Richer because he is a superb multi-genre artist making a great album of songs.
Difficult because he cannot be pinned down to an easy pigeonhole or even just thrown at the ‘Americana’ catch-all.
On balance, I’ll take ‘richer’ because this album gave me the shivers from beginning to end.

Collaborating with producer Doc Sarlo (Feisty Records, Altered Statesman, Adam Trumbo, Jim Skinner Blues Trio) on a seven-track record of songs all written by veteran Nashville songwriter (and Wolfe’s father-in-law) L.H. Halliburton.
‘The Harvest’ enforces and expands Wolfe’s genre fluidity, but it mostly showcases great songs artistically produced and arranged and powerfully performed. You can find Country, Blues, Gospel and New Orleans Boogie in here, even old fashioned rock & roll, but it is all bent to his dark and angry voice (although there is also a great sense of caring there too).

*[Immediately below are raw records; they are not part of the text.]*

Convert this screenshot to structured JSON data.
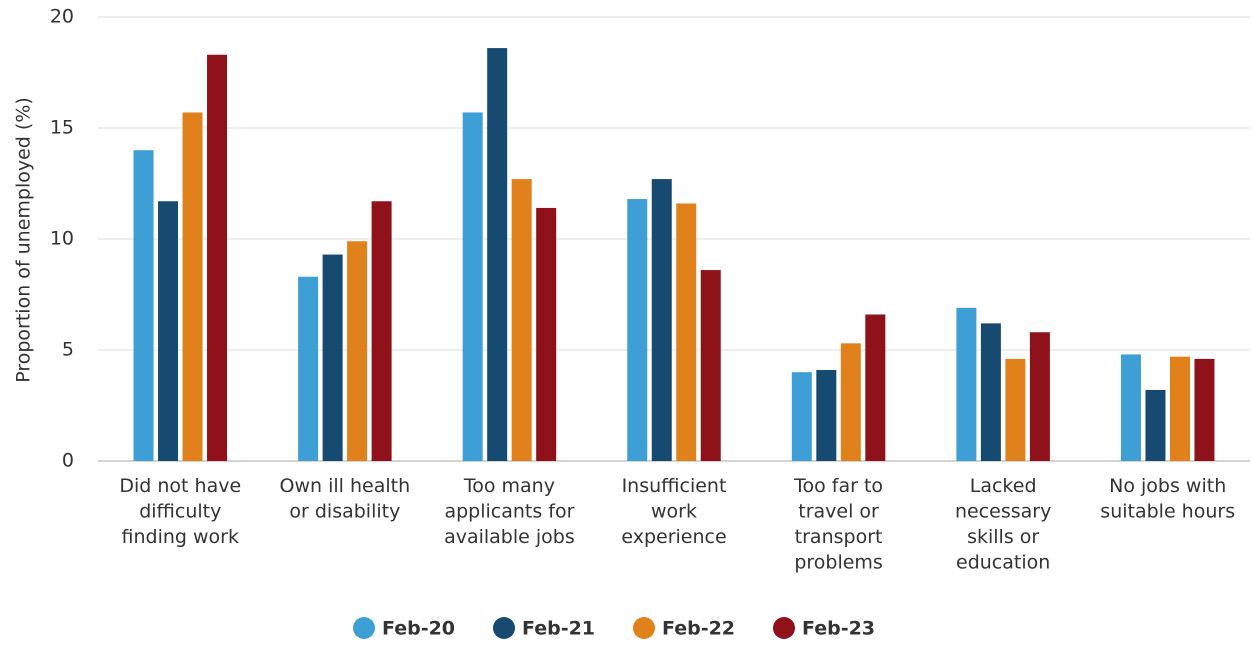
{
  "chart_data": {
    "type": "bar",
    "ylabel": "Proportion of unemployed (%)",
    "categories": [
      "Did not have\ndifficulty\nfinding work",
      "Own ill health\nor disability",
      "Too many\napplicants for\navailable jobs",
      "Insufficient\nwork\nexperience",
      "Too far to\ntravel or\ntransport\nproblems",
      "Lacked\nnecessary\nskills or\neducation",
      "No jobs with\nsuitable hours"
    ],
    "series": [
      {
        "name": "Feb-20",
        "color": "#3d9fd5",
        "values": [
          14.0,
          8.3,
          15.7,
          11.8,
          4.0,
          6.9,
          4.8
        ]
      },
      {
        "name": "Feb-21",
        "color": "#164a70",
        "values": [
          11.7,
          9.3,
          18.6,
          12.7,
          4.1,
          6.2,
          3.2
        ]
      },
      {
        "name": "Feb-22",
        "color": "#e0811c",
        "values": [
          15.7,
          9.9,
          12.7,
          11.6,
          5.3,
          4.6,
          4.7
        ]
      },
      {
        "name": "Feb-23",
        "color": "#8f121a",
        "values": [
          18.3,
          11.7,
          11.4,
          8.6,
          6.6,
          5.8,
          4.6
        ]
      }
    ],
    "ylim": [
      0,
      20
    ],
    "yticks": [
      0,
      5,
      10,
      15,
      20
    ],
    "grid": true,
    "legend": "bottom"
  }
}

There isn’t a single track that is filler, or ‘lesser’, just seven tracks that stand alone and demand to be played constantly.
Opener ‘Harvest’ feels as though it should have early Dylan’s nasal vocal or Neil Young’s whine against it – some delightful flute playing by Seth Fox – but Wolfe’s vocal shows his softer side.
‘New Orleans Going Down’ has a wonderful 2nd Line groove to it set against Wolfe at his angriest as he describes the state of the Crescent City during Katrina.
‘Lost Prayers’ is country at its best, with fiddle – Anna Eyink – and sweet backing vocals

leading into the magnificent ‘Hello, Mr Wolf’ with Wolfe’s vocal almost spoken and grizzled.

‘Mississippi’ has a lazy rock & roll beat to it and then there is ‘Here To Stay’ – very Tom Waits with reverb vocal, standup piano and the hiss of old valves and utterly fabulous.

Mid-November and a new entrant into my personal top 10 of the year. A real gem.